I still remember when I got that phone call from Jade’s mom, Tani. It was just days before my daughter’s fifth birthday. I was getting ready for my mom’s surprise bridal shower that night and thought I was stressed. “Something’s happened,” Tani said. My ears started ringing as Tani said it … leukemia. My baby jumped on the trampoline while Tani described her brother going into surgery to receive a port in his 6-year-old chest, a sample of his bone marrow, IVs, a spinal tap, blood work and his first dose of chemotherapy. I wanted to teleport myself to the hospital to hold everyone in my arms … but because of COVID, I couldn’t even get close. I hung up the phone and sobbed. “How am I going to tell my baby that her brother might die?” I asked the silence. I still haven’t. She cried when I said he was sick and couldn’t come to her birthday party.

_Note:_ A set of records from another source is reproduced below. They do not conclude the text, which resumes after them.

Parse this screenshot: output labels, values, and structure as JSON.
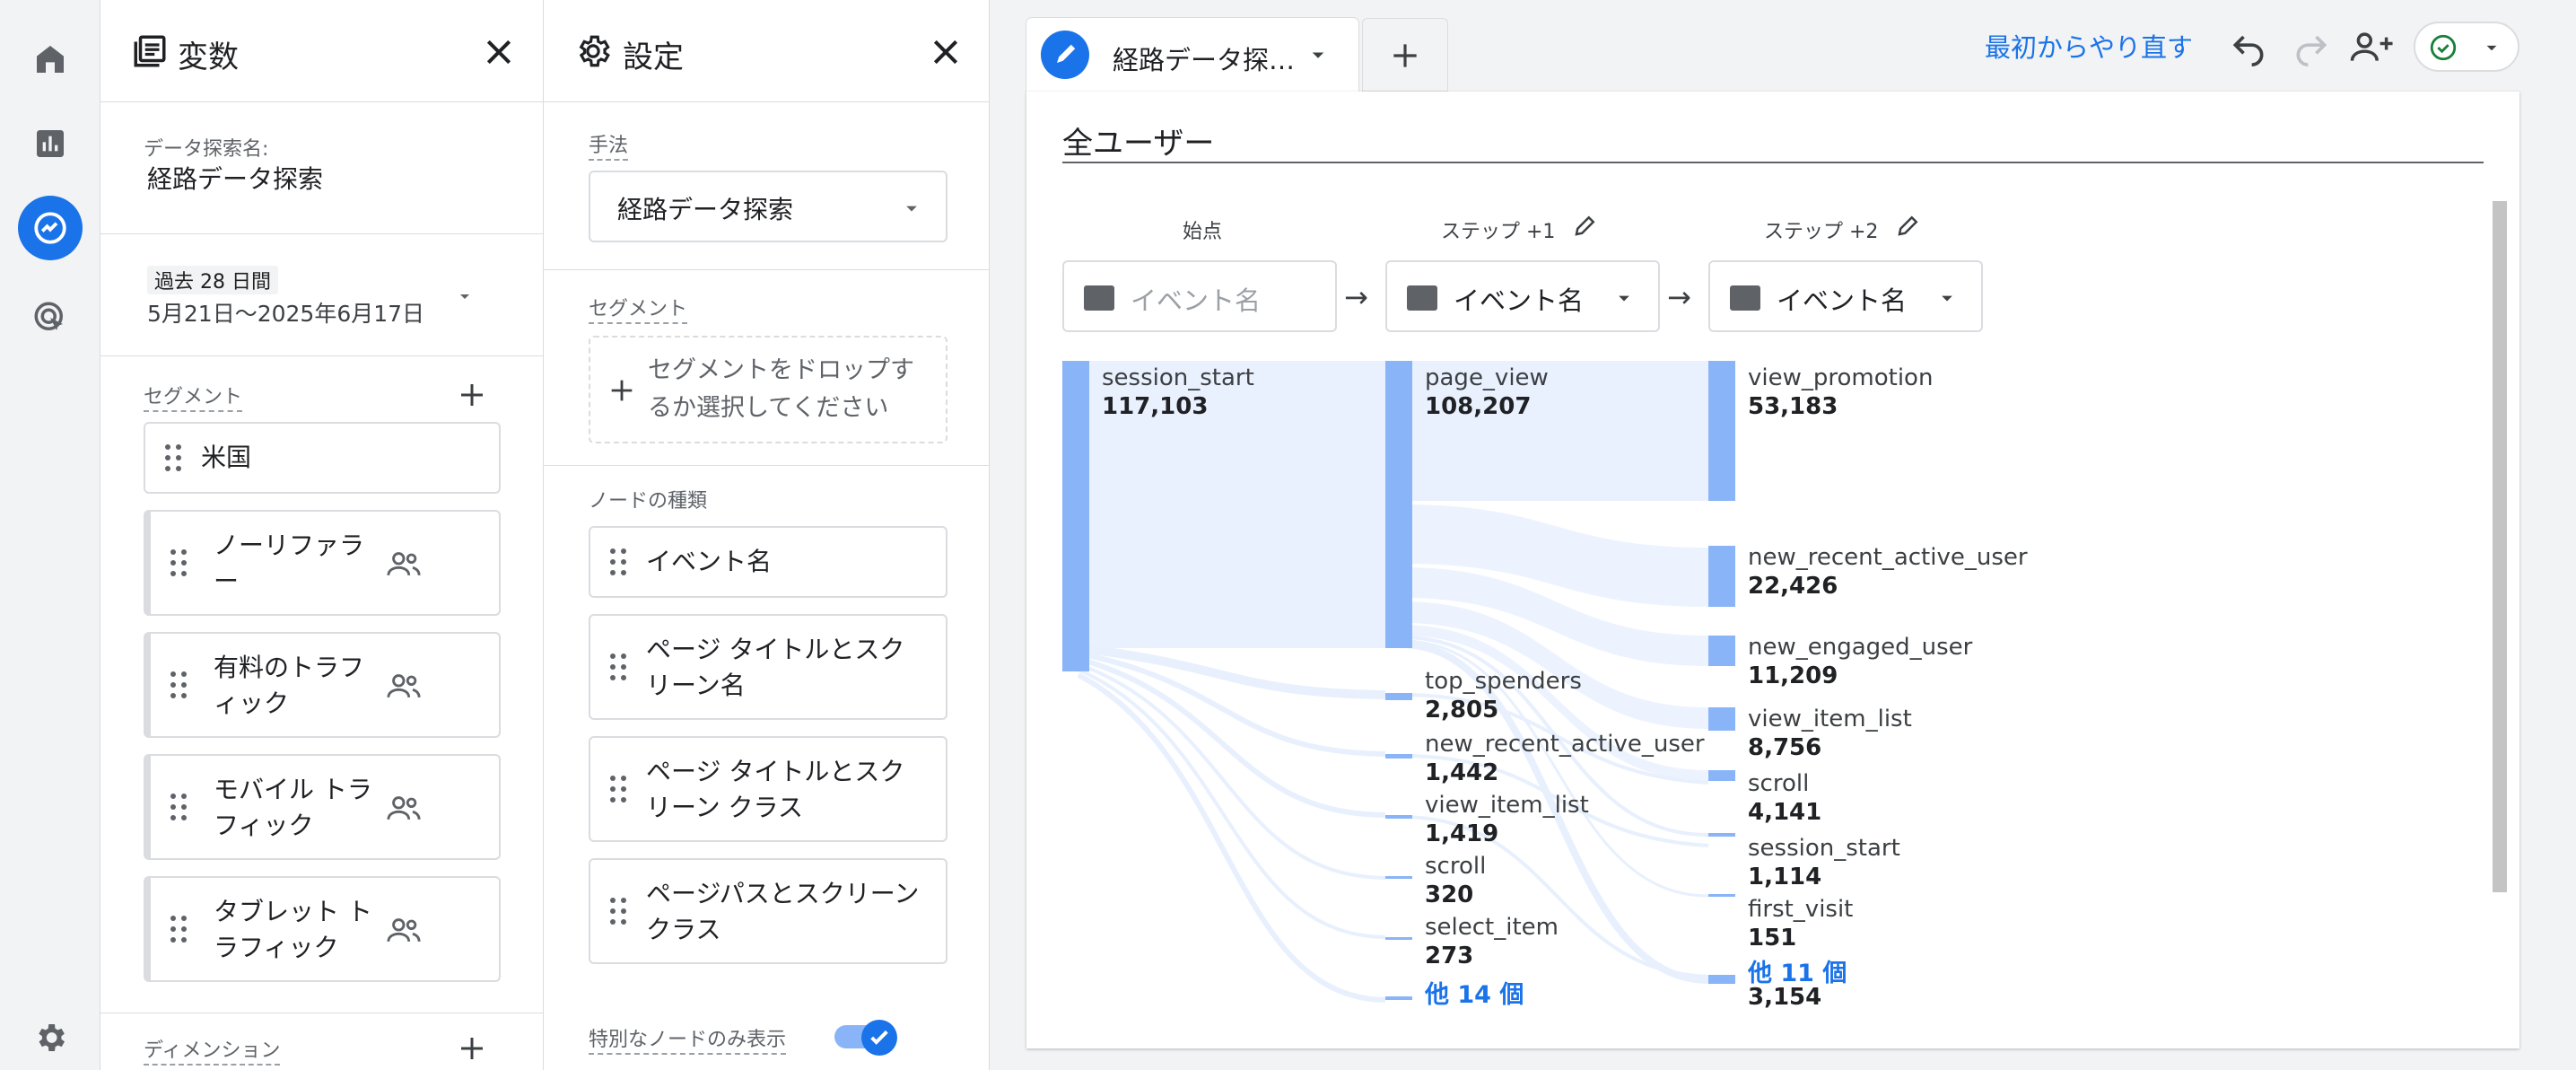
{
  "variables": {
    "title": "変数",
    "exploration_name_label": "データ探索名:",
    "exploration_name": "経路データ探索",
    "date_range_label": "過去 28 日間",
    "date_range": "5月21日～2025年6月17日",
    "segments_label": "セグメント",
    "segments": [
      "米国",
      "ノーリファラー",
      "有料のトラフィック",
      "モバイル トラフィック",
      "タブレット トラフィック"
    ],
    "dimensions_label": "ディメンション"
  },
  "settings": {
    "title": "設定",
    "technique_label": "手法",
    "technique_value": "経路データ探索",
    "segment_label": "セグメント",
    "segment_drop": "セグメントをドロップするか選択してください",
    "node_type_label": "ノードの種類",
    "node_types": [
      "イベント名",
      "ページ タイトルとスクリーン名",
      "ページ タイトルとスクリーン クラス",
      "ページパスとスクリーン クラス"
    ],
    "special_nodes_label": "特別なノードのみ表示",
    "special_nodes_enabled": true
  },
  "header": {
    "tab_label": "経路データ探…",
    "reset_label": "最初からやり直す"
  },
  "canvas": {
    "segment_title": "全ユーザー",
    "steps": [
      {
        "label": "始点",
        "value": "イベント名"
      },
      {
        "label": "ステップ +1",
        "value": "イベント名"
      },
      {
        "label": "ステップ +2",
        "value": "イベント名"
      }
    ]
  },
  "chart_data": {
    "type": "sankey",
    "columns": [
      {
        "nodes": [
          {
            "name": "session_start",
            "value": 117103
          }
        ]
      },
      {
        "nodes": [
          {
            "name": "page_view",
            "value": 108207
          },
          {
            "name": "top_spenders",
            "value": 2805
          },
          {
            "name": "new_recent_active_user",
            "value": 1442
          },
          {
            "name": "view_item_list",
            "value": 1419
          },
          {
            "name": "scroll",
            "value": 320
          },
          {
            "name": "select_item",
            "value": 273
          }
        ],
        "more": "他 14 個"
      },
      {
        "nodes": [
          {
            "name": "view_promotion",
            "value": 53183
          },
          {
            "name": "new_recent_active_user",
            "value": 22426
          },
          {
            "name": "new_engaged_user",
            "value": 11209
          },
          {
            "name": "view_item_list",
            "value": 8756
          },
          {
            "name": "scroll",
            "value": 4141
          },
          {
            "name": "session_start",
            "value": 1114
          },
          {
            "name": "first_visit",
            "value": 151
          }
        ],
        "more": "他 11 個",
        "more_value": 3154
      }
    ]
  },
  "text": {
    "n1": "117,103",
    "n2": "108,207",
    "n3": "2,805",
    "n4": "1,442",
    "n5": "1,419",
    "n6": "320",
    "n7": "273",
    "m1": "53,183",
    "m2": "22,426",
    "m3": "11,209",
    "m4": "8,756",
    "m5": "4,141",
    "m6": "1,114",
    "m7": "151",
    "m8": "3,154"
  },
  "colors": {
    "accent": "#1a73e8",
    "node": "#8ab4f8",
    "flow": "#e8f0fe"
  }
}
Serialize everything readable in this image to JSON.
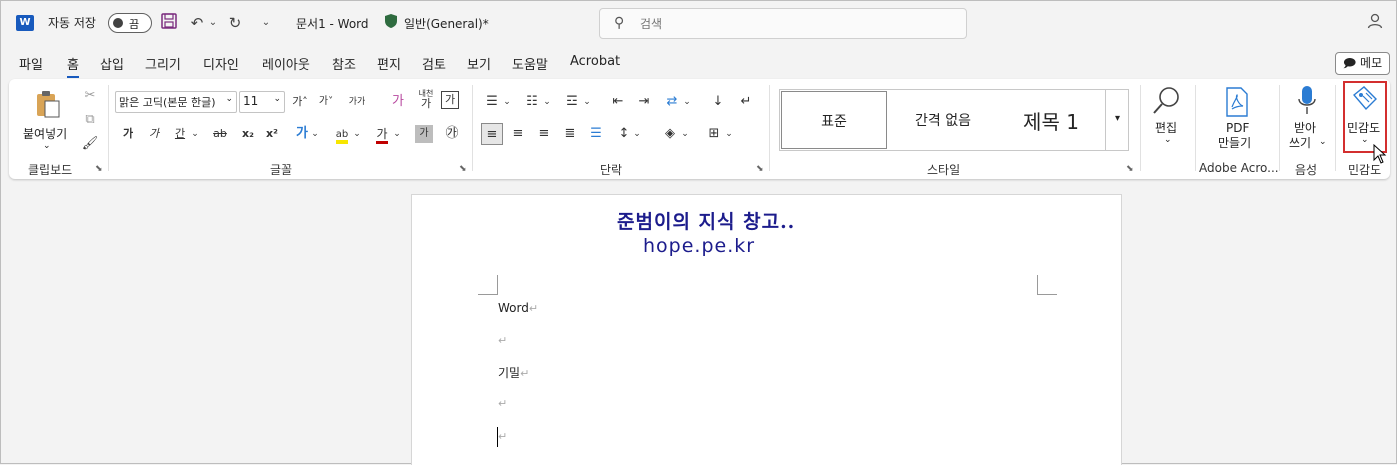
{
  "titlebar": {
    "app_icon": "W",
    "autosave_label": "자동 저장",
    "autosave_state": "끔",
    "doc_title": "문서1  -  Word",
    "sensitivity_label": "일반(General)*",
    "search_placeholder": "검색",
    "icons": [
      "word-logo-icon",
      "save-icon",
      "undo-icon",
      "redo-icon",
      "shield-icon",
      "search-icon",
      "user-icon"
    ]
  },
  "tabs": [
    "파일",
    "홈",
    "삽입",
    "그리기",
    "디자인",
    "레이아웃",
    "참조",
    "편지",
    "검토",
    "보기",
    "도움말",
    "Acrobat"
  ],
  "memo_button": "메모",
  "ribbon": {
    "clipboard": {
      "paste_label": "붙여넣기",
      "group_label": "클립보드"
    },
    "font": {
      "name": "맑은 고딕(본문 한글)",
      "size": "11",
      "grow": "가˄",
      "shrink": "가˅",
      "change_case": "가가",
      "clear_format": "가",
      "phonetic_top": "내천",
      "phonetic_bottom": "가",
      "box_char": "가",
      "bold": "가",
      "italic": "가",
      "underline": "간",
      "strike": "ab",
      "subscript": "x₂",
      "superscript": "x²",
      "effects": "가",
      "highlight": "ab",
      "font_color": "가",
      "shading": "가",
      "enclose": "㉮",
      "group_label": "글꼴"
    },
    "paragraph": {
      "group_label": "단락"
    },
    "styles": {
      "items": [
        "표준",
        "간격 없음",
        "제목 1"
      ],
      "group_label": "스타일"
    },
    "editing": {
      "label": "편집"
    },
    "acrobat": {
      "label_line1": "PDF",
      "label_line2": "만들기",
      "group_label": "Adobe Acro..."
    },
    "voice": {
      "label_line1": "받아",
      "label_line2": "쓰기",
      "group_label": "음성"
    },
    "sensitivity": {
      "label": "민감도",
      "group_label": "민감도"
    },
    "accent_color": "#185abd",
    "highlight_color": "#d32f2f"
  },
  "document": {
    "watermark_line1": "준범이의 지식 창고..",
    "watermark_line2": "hope.pe.kr",
    "paragraphs": [
      "Word",
      "",
      "기밀",
      "",
      ""
    ],
    "paragraph_mark": "↵"
  }
}
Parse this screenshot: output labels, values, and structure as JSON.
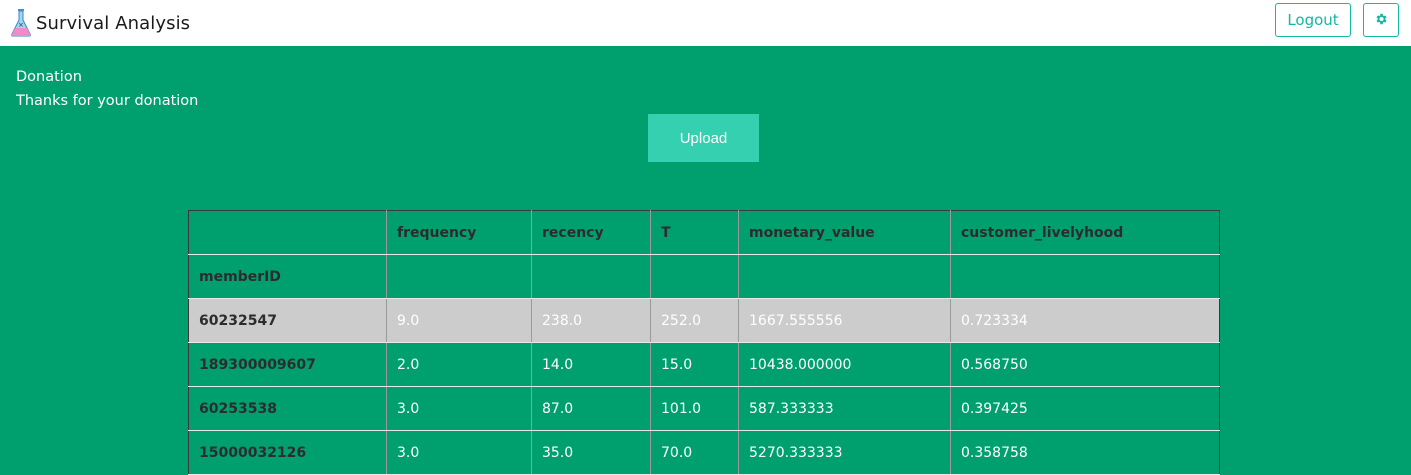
{
  "app": {
    "title": "Survival Analysis"
  },
  "header": {
    "logout_label": "Logout",
    "settings_icon": "gear-icon",
    "brand_icon": "flask-icon"
  },
  "main": {
    "donation_title": "Donation",
    "donation_message": "Thanks for your donation",
    "upload_label": "Upload"
  },
  "table": {
    "columns": [
      "",
      "frequency",
      "recency",
      "T",
      "monetary_value",
      "customer_livelyhood"
    ],
    "index_label": "memberID",
    "rows": [
      {
        "id": "60232547",
        "frequency": "9.0",
        "recency": "238.0",
        "T": "252.0",
        "monetary_value": "1667.555556",
        "customer_livelyhood": "0.723334"
      },
      {
        "id": "189300009607",
        "frequency": "2.0",
        "recency": "14.0",
        "T": "15.0",
        "monetary_value": "10438.000000",
        "customer_livelyhood": "0.568750"
      },
      {
        "id": "60253538",
        "frequency": "3.0",
        "recency": "87.0",
        "T": "101.0",
        "monetary_value": "587.333333",
        "customer_livelyhood": "0.397425"
      },
      {
        "id": "15000032126",
        "frequency": "3.0",
        "recency": "35.0",
        "T": "70.0",
        "monetary_value": "5270.333333",
        "customer_livelyhood": "0.358758"
      }
    ]
  },
  "colors": {
    "background": "#00a06e",
    "accent": "#13b8a0",
    "upload_button": "#35d0b0",
    "highlight_row": "#cccccc"
  }
}
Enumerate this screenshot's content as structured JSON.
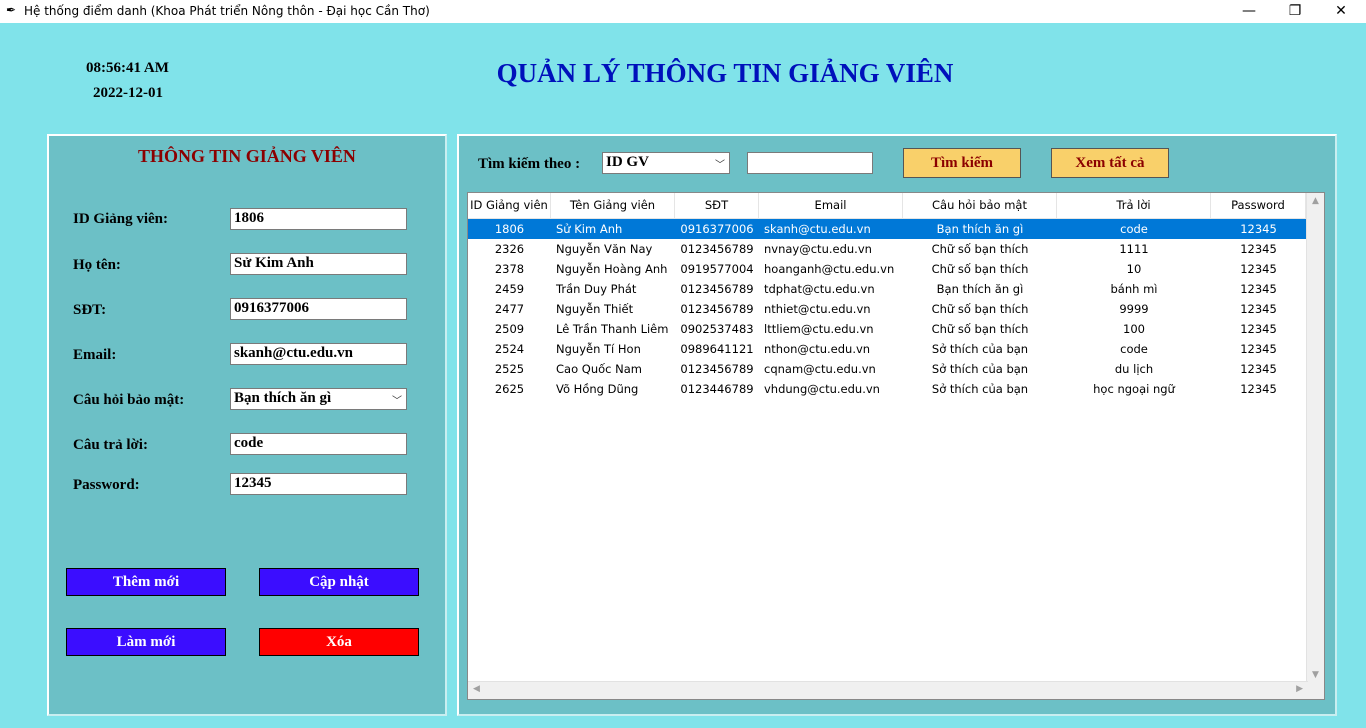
{
  "window": {
    "title": "Hệ thống điểm danh (Khoa Phát triển Nông thôn - Đại học Cần Thơ)",
    "app_icon": "feather-icon",
    "min_glyph": "—",
    "max_glyph": "❐",
    "close_glyph": "✕"
  },
  "clock": {
    "time": "08:56:41 AM",
    "date": "2022-12-01"
  },
  "page_title": "QUẢN LÝ THÔNG TIN GIẢNG VIÊN",
  "form": {
    "title": "THÔNG TIN GIẢNG VIÊN",
    "id_label": "ID Giảng viên:",
    "id_value": "1806",
    "name_label": "Họ tên:",
    "name_value": "Sử Kim Anh",
    "phone_label": "SĐT:",
    "phone_value": "0916377006",
    "email_label": "Email:",
    "email_value": "skanh@ctu.edu.vn",
    "question_label": "Câu hỏi bảo mật:",
    "question_value": "Bạn thích ăn gì",
    "answer_label": "Câu trả lời:",
    "answer_value": "code",
    "password_label": "Password:",
    "password_value": "12345"
  },
  "buttons": {
    "add": "Thêm mới",
    "update": "Cập nhật",
    "reset": "Làm mới",
    "delete": "Xóa"
  },
  "search": {
    "label": "Tìm kiếm theo :",
    "by_value": "ID GV",
    "query_value": "",
    "search_button": "Tìm kiếm",
    "show_all_button": "Xem tất cả"
  },
  "table": {
    "columns": [
      "ID Giảng viên",
      "Tên Giảng viên",
      "SĐT",
      "Email",
      "Câu hỏi bảo mật",
      "Trả lời",
      "Password"
    ],
    "rows": [
      [
        "1806",
        "Sử Kim Anh",
        "0916377006",
        "skanh@ctu.edu.vn",
        "Bạn thích ăn gì",
        "code",
        "12345"
      ],
      [
        "2326",
        "Nguyễn Văn Nay",
        "0123456789",
        "nvnay@ctu.edu.vn",
        "Chữ số bạn thích",
        "1111",
        "12345"
      ],
      [
        "2378",
        "Nguyễn Hoàng Anh",
        "0919577004",
        "hoanganh@ctu.edu.vn",
        "Chữ số bạn thích",
        "10",
        "12345"
      ],
      [
        "2459",
        "Trần Duy Phát",
        "0123456789",
        "tdphat@ctu.edu.vn",
        "Bạn thích ăn gì",
        "bánh mì",
        "12345"
      ],
      [
        "2477",
        "Nguyễn Thiết",
        "0123456789",
        "nthiet@ctu.edu.vn",
        "Chữ số bạn thích",
        "9999",
        "12345"
      ],
      [
        "2509",
        "Lê Trần Thanh Liêm",
        "0902537483",
        "lttliem@ctu.edu.vn",
        "Chữ số bạn thích",
        "100",
        "12345"
      ],
      [
        "2524",
        "Nguyễn Tí Hon",
        "0989641121",
        "nthon@ctu.edu.vn",
        "Sở thích của bạn",
        "code",
        "12345"
      ],
      [
        "2525",
        "Cao Quốc Nam",
        "0123456789",
        "cqnam@ctu.edu.vn",
        "Sở thích của bạn",
        "du lịch",
        "12345"
      ],
      [
        "2625",
        "Võ Hồng Dũng",
        "0123446789",
        "vhdung@ctu.edu.vn",
        "Sở thích của bạn",
        "học ngoại ngữ",
        "12345"
      ]
    ],
    "selected_row": 0
  },
  "colors": {
    "background": "#80e3ea",
    "panel": "#6cc0c6",
    "title_blue": "#0011bb",
    "panel_title_red": "#8b0000",
    "button_blue": "#3b0dff",
    "button_red": "#ff0000",
    "button_yellow": "#f9d06a",
    "selection": "#0078d7"
  }
}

Jonah has been sick for a very long time now, and he has endured so much. Spinal taps, steroids, daily chemotherapy, intravenous chemotherapy, surgeries, bone marrow aspirations, blood clots, COVID, hair loss, crippling pain, low energy, nausea, low blood sugar, a broken arm and enduring the effects of cancer every single day. As a little kid. His parents are still so young and are struggling to find the financial means to keep up with everyday life, let alone one in 2021. But through all of it, happiness has prevailed, love has prevailed (Nate and Jade got married last month!), family has prevailed.
Families come in all kinds of circumstances. But I think mine is the best. I’m honored to be the mother of my little girl, and I’m honored to be the Chelsi of Nate and Jade, and I’m honored that my little girl’s hero, best friend, confidant and other half is Jonah.
This month’s second Saturday Monarch Market, “Jingle Jangle Hop,” will also raise proceeds for Jonah and his family. Up to 25 kids may attend Churros and Cocoa with Santa and Mrs. Claus in the Workshop room at The Monarch from 10-11 a.m. Saturday during the market for $15 per child. The market will also have free hot chocolate and kids crafts, a scavenger hunt, cash bar and live music with the DaVinci Academy Choir and Orchestra and the local Standards and Substandards jazz group.
“All the Jingle Ladies” Ugly Sweater Party and fundraiser is Thursday, Dec. 16, from 6-9 p.m. at The Monarch. There will be a silent raffle, holiday shopping from local vendors, music by DJ Bryson, a Comedy Collective show and special workshops by Monarch creatives Wild Meraki, Hope and Evolution, and Art Box (tickets sold separately).